As the attractive but much abused Audrey, Caitlin Rowe employs the high pitched, whispery voice that’s typical of the ditzy blonde — but in this case, fortunately, the designers worked with her natural coloring and created a ditzy brunette. Her strong singing voice shines in the love ballad “Suddenly Seymour,” while she gives a quieter, more heartfelt performance fantasizing about a modest life outside the city in “Somewhere That’s Green.” The contrast between her un-affected singing voice and her cute character voice was pronounced, however, which made some of her numbers sound muddled.
Ben Jaeger was perfectly cast as the shy guy who has a thing for plants and a sincere distaste for violence, even against those who would hurt him and his love, Audrey. Jaeger plays Seymour as a real innocent; someone who wants to do the right thing, but ends up a victim of circumstance — and the voracious plant. What he lacks vocally, he makes up for in character.
And then there’s the ravenous and domineering plant, usually voiced by a man, which is sung by Ana Gonzalez — with great success. She puts a lot of attitude into all of her musically demanding numbers, and communicates plenty, although she doesn’t actually appear onstage. Brette Olpin has the harder-than-it-looks challenge of operating the enormous petals of the carnivorous plant, lip-synching with Gonzalez. This was only partly successful—the large puppet frequently overwhelmed its operator and chewed its way through songs. Over the long run of the show, this portrayal will undoubtedly become sharper.
Similarly, over the course of the run, the narrator trio will probably coalesce into a stronger unit. They’ve got their back-up girls’ choreography down pat, and their voices blend beautifully, but their blank expressions in choral numbers were disappointing.
The award for making an entrance goes to Cobi Tappa, as the sneering bully and demented dentist. A vision in his white vinyl, suggestively-studded outfit, he exudes menace, from his white moon boots to his bleach blond hair. The creepy, colorless bad guy revels in his autobiographical song “Dentist!” and answers the question, what happened to that kid in grade school who liked to torture small animals? His death scene, strangled by a crazy contraption delivering an overdose of laughing gas, is genius.

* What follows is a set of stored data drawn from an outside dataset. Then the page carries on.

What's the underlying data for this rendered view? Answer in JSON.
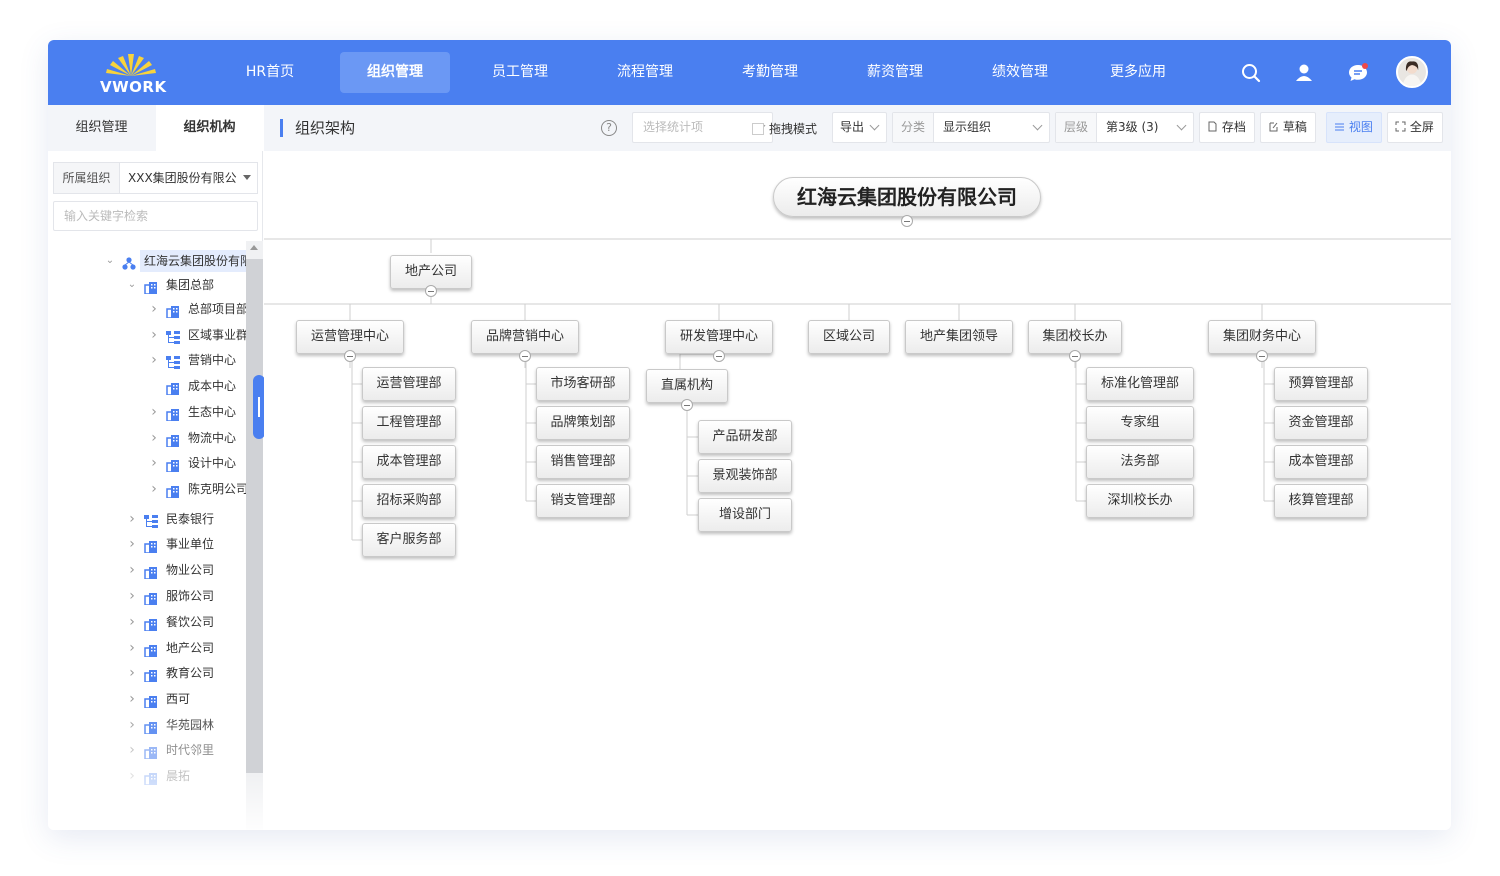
{
  "app": {
    "brand": "VWORK",
    "nav": [
      "HR首页",
      "组织管理",
      "员工管理",
      "流程管理",
      "考勤管理",
      "薪资管理",
      "绩效管理",
      "更多应用"
    ],
    "active_nav": "组织管理",
    "accent_color": "#4a7ff0",
    "icons": [
      "search-icon",
      "user-icon",
      "chat-icon",
      "avatar"
    ]
  },
  "sidebar": {
    "tabs": [
      "组织管理",
      "组织机构"
    ],
    "active_tab": "组织机构",
    "org_label": "所属组织",
    "org_value": "XXX集团股份有限公",
    "search_placeholder": "输入关键字检索",
    "tree": [
      {
        "label": "红海云集团股份有限公司",
        "icon": "org-icon",
        "expanded": true,
        "selected": true
      },
      {
        "label": "集团总部",
        "icon": "building-icon",
        "expanded": true
      },
      {
        "label": "总部项目部",
        "icon": "building-icon"
      },
      {
        "label": "区域事业群",
        "icon": "group-icon"
      },
      {
        "label": "营销中心",
        "icon": "group-icon"
      },
      {
        "label": "成本中心",
        "icon": "building-icon"
      },
      {
        "label": "生态中心",
        "icon": "building-icon"
      },
      {
        "label": "物流中心",
        "icon": "building-icon"
      },
      {
        "label": "设计中心",
        "icon": "building-icon"
      },
      {
        "label": "陈克明公司",
        "icon": "building-icon"
      },
      {
        "label": "民泰银行",
        "icon": "group-icon"
      },
      {
        "label": "事业单位",
        "icon": "building-icon"
      },
      {
        "label": "物业公司",
        "icon": "building-icon"
      },
      {
        "label": "服饰公司",
        "icon": "building-icon"
      },
      {
        "label": "餐饮公司",
        "icon": "building-icon"
      },
      {
        "label": "地产公司",
        "icon": "building-icon"
      },
      {
        "label": "教育公司",
        "icon": "building-icon"
      },
      {
        "label": "西可",
        "icon": "building-icon"
      },
      {
        "label": "华苑园林",
        "icon": "building-icon"
      },
      {
        "label": "时代邻里",
        "icon": "building-icon"
      },
      {
        "label": "晨拓",
        "icon": "building-icon"
      }
    ]
  },
  "main": {
    "title": "组织架构",
    "toolbar": {
      "stat_placeholder": "选择统计项",
      "drag_mode": "拖拽模式",
      "export": "导出",
      "category_label": "分类",
      "category_value": "显示组织",
      "level_label": "层级",
      "level_value": "第3级 (3)",
      "archive": "存档",
      "draft": "草稿",
      "view": "视图",
      "fullscreen": "全屏"
    },
    "orgchart": {
      "root": "红海云集团股份有限公司",
      "level1": "地产公司",
      "departments": [
        {
          "name": "运营管理中心",
          "children": [
            "运营管理部",
            "工程管理部",
            "成本管理部",
            "招标采购部",
            "客户服务部"
          ]
        },
        {
          "name": "品牌营销中心",
          "children": [
            "市场客研部",
            "品牌策划部",
            "销售管理部",
            "销支管理部"
          ]
        },
        {
          "name": "研发管理中心",
          "children": [
            "直属机构"
          ],
          "grandchildren": [
            "产品研发部",
            "景观装饰部",
            "增设部门"
          ]
        },
        {
          "name": "区域公司",
          "children": []
        },
        {
          "name": "地产集团领导",
          "children": []
        },
        {
          "name": "集团校长办",
          "children": [
            "标准化管理部",
            "专家组",
            "法务部",
            "深圳校长办"
          ]
        },
        {
          "name": "集团财务中心",
          "children": [
            "预算管理部",
            "资金管理部",
            "成本管理部",
            "核算管理部"
          ]
        }
      ]
    }
  }
}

The ambitious set, by Rob Wagner, uses a revolve to toggle back and forth between Mushnik’s barren and sparse flower shop, pre-Audrey II, and a dentist’s office that will induce oral hygiene nightmares. This center space is flanked by stark, red brick apartment buildings so tall that they seem to block out the sun. There is no greenery — and no hope — on this Skid Row. The apartments’ windows, alleys and doors do give director Willingham a lot of flexibility with entrances and exits, with characters popping up unexpectedly.
Costume designer Jim Greco clearly had fun creating coordinated skirt/sweater/scarf ensembles for the singing trio, complete with bobby socks, saddle shoes and fluffy crinolines. The narrators spend most of the show in these girl-next-door outfits, but do make an entrance in sparkly, floor-length gowns towards the end of the show that are also stunning. Greco also outdoes himself with the back-from-the-dead foliage costumes for the main characters in the final number.
As the company sings in the finale, “Don’t Feed the Plants,” or this nightmare could happen to you.